Rules apart, Modi’s supporters say he proved to be a boon for Rajasthan cricket. "What the Rungtas did not do for cricket in 38 years, Modi did in just four years," says one. "The Sawai Mansingh Stadium in Jaipur is world-class. The RCA has a proper office now. The training facilities are at par with the best in the world...even the Aussie cricket team opted to train here before the Test series late last year. The services of eminent coaches including Greg Chappell were obtained. The average cricketer in the city is happy." Not true, say Modi’s rivals, alleging that the academy facilities are used more as a five-star hotel and restaurant.

Mumbai lawyer Mehmood M. Abdi, Modi’s solicitor and president of the Sriganganagar District Cricket Association in the state, trashes the allegations against Modi. "All sporting bodies fall under the purview of the Rajasthan Sports Act, so why is there a controversy only in cricket?" he asks. "The Rungtas don’t want the votes of individual members to be abolished because most of them are from their own family." Rungta laughs off this allegation.

On the North Carolina issue, Abdi says the issue was raised in a PIL in the Bombay HC and was dismissed. "In any case, it’s irrelevant now.
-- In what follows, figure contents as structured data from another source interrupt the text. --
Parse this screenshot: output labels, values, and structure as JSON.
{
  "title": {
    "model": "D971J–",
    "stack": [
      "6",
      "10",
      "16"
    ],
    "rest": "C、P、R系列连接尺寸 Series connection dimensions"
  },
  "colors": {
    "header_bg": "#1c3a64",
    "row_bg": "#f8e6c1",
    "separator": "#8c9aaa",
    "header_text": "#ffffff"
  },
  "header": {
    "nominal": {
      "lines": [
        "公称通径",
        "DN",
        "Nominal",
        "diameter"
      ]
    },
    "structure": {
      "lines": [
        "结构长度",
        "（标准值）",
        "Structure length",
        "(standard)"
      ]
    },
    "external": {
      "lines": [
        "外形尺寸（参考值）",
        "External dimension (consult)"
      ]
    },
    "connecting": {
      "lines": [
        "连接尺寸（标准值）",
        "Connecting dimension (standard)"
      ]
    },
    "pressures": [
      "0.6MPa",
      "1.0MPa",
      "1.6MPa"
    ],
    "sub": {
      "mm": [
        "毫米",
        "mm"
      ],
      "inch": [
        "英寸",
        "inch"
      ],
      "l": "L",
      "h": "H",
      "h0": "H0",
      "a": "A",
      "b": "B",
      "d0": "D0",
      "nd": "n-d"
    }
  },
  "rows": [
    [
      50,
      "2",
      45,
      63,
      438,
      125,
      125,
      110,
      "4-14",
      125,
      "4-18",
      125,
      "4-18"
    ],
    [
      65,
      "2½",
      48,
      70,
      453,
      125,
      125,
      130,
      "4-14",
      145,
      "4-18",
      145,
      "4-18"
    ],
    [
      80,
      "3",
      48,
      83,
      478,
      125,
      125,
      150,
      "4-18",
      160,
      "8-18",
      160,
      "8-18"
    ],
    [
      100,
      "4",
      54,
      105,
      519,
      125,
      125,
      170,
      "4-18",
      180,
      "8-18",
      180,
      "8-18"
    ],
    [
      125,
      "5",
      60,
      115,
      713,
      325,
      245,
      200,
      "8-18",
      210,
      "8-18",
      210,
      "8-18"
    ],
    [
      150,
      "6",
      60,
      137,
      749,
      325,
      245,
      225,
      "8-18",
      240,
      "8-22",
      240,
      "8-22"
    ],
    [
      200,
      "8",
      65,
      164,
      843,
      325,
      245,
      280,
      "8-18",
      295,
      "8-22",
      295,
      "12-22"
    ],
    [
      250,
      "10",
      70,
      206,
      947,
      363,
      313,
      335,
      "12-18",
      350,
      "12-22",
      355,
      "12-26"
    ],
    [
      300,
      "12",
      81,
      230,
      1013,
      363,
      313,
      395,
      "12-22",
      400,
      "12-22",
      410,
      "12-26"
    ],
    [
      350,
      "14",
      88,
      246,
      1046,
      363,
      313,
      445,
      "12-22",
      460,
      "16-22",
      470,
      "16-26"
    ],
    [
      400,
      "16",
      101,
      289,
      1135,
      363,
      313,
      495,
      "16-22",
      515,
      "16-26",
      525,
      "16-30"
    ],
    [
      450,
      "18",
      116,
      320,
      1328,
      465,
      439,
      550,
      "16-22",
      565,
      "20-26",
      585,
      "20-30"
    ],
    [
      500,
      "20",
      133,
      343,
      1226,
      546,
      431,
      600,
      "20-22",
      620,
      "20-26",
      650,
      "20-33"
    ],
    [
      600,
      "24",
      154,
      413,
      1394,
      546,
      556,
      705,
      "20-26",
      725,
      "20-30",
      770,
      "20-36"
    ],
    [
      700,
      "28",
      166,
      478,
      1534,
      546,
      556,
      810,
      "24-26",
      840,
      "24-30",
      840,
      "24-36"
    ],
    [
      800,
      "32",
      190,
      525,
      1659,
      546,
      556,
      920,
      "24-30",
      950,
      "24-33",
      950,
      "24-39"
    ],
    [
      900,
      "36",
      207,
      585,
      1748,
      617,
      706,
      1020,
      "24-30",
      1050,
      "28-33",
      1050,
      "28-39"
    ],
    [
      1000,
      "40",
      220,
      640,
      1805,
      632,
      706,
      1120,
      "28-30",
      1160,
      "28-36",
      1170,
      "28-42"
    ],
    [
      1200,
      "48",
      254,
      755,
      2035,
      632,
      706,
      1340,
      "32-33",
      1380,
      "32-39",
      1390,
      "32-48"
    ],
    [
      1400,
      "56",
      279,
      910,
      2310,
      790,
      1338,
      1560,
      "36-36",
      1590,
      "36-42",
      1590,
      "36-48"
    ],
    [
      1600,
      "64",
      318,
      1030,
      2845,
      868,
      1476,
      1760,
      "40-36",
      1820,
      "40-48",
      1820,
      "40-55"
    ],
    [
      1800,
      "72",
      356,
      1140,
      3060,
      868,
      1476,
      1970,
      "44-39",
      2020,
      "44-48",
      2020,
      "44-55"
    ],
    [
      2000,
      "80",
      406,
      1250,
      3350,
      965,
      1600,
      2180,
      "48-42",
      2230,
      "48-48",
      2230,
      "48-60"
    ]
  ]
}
Even the Indian Constitution provides that a person convicted of a crime can fight (parliamentary) elections six years after the date of the conviction," he says.

Modi’s detractors aren’t to be left behind, they hold up the fact of his being an official with two state cricket bodies as a case of conflict of interest. "He’s president of the RCA and vice-president of the Punjab Cricket Association," a BCCI source says. "Whose interests is he looking after?" Some say Modi is keeping his position with the PCA as cover for his role in the BCCI in case he’s ousted from the RCA.

The issue of the constitution bylaws is more murky. The Rungtas and Subhash Joshi say in January ’05, in the run-up to elections, the RCA ad-hoc committee sent a new constitution to the registrar of companies for approval; in less than a week, another constitution was presented to the registrar, creating a piquant situation. The second constitution vested absolute powers in the president. Abdi insists there was no second constitution but Justice Arjun Deo Singh, appointed by the SC to oversee the elections then, recorded that "two different sets of bylaws were received by the Registrar of Cooperative Societies". He also observed that the second set was "tentatively accepted for consideration", pending a final decision.

Joshi says the second set of bylaws grants more powers to the president than any democratic norm can allow. "So, we (he and the working committee) intimated the registrar of societies that the first set of constitution bylaws should be approved as the RCA rules," Joshi told Outlook. "On January 28, 2009, the registrar ratified the change."

A day later, Joshi was dismissed by Modi from the RCA on the charge of working for the Rungta group. "He doesn’t have the power to do that. And how can he create an arbitration panel himself?" Joshi asks. "The rules say that one member each would be nominated by the president, the secretary and the executive committee." All the three members of the arbitration panel now have been appointed by Modi.

It’s clear the two are operating by the rules they themselves deem correct. Both parties swear they want peace, that they want to abide by the RCA’s laws which advise "conciliation", but were provoked into taking extreme action by the other. No surprise, both insist the action of the other was unconstitutional. Ask Joshi why he’s suddenly started finding fault in Modi and he says, "In the past, I’ve raised several issues...differed with him. It’s all in the records. It’s nothing personal, it’s a fight of principles."

Even as Modi got busy in Goa for the IPL player auctions, meetings went on in Jaipur. Insiders say most district representatives are, alas, susceptible to greed and that many of them will soon be seen with Modi in Goa. They feel Modi will prevail unless the Gehlot government "intervenes". Even then, some feel the IPL czar is unlikely to bite the dust. From the spot he’s in now, if he manages to pull it off it would be a truly remarkable feat, another impossibility made possible by the endlessly resourceful Modi.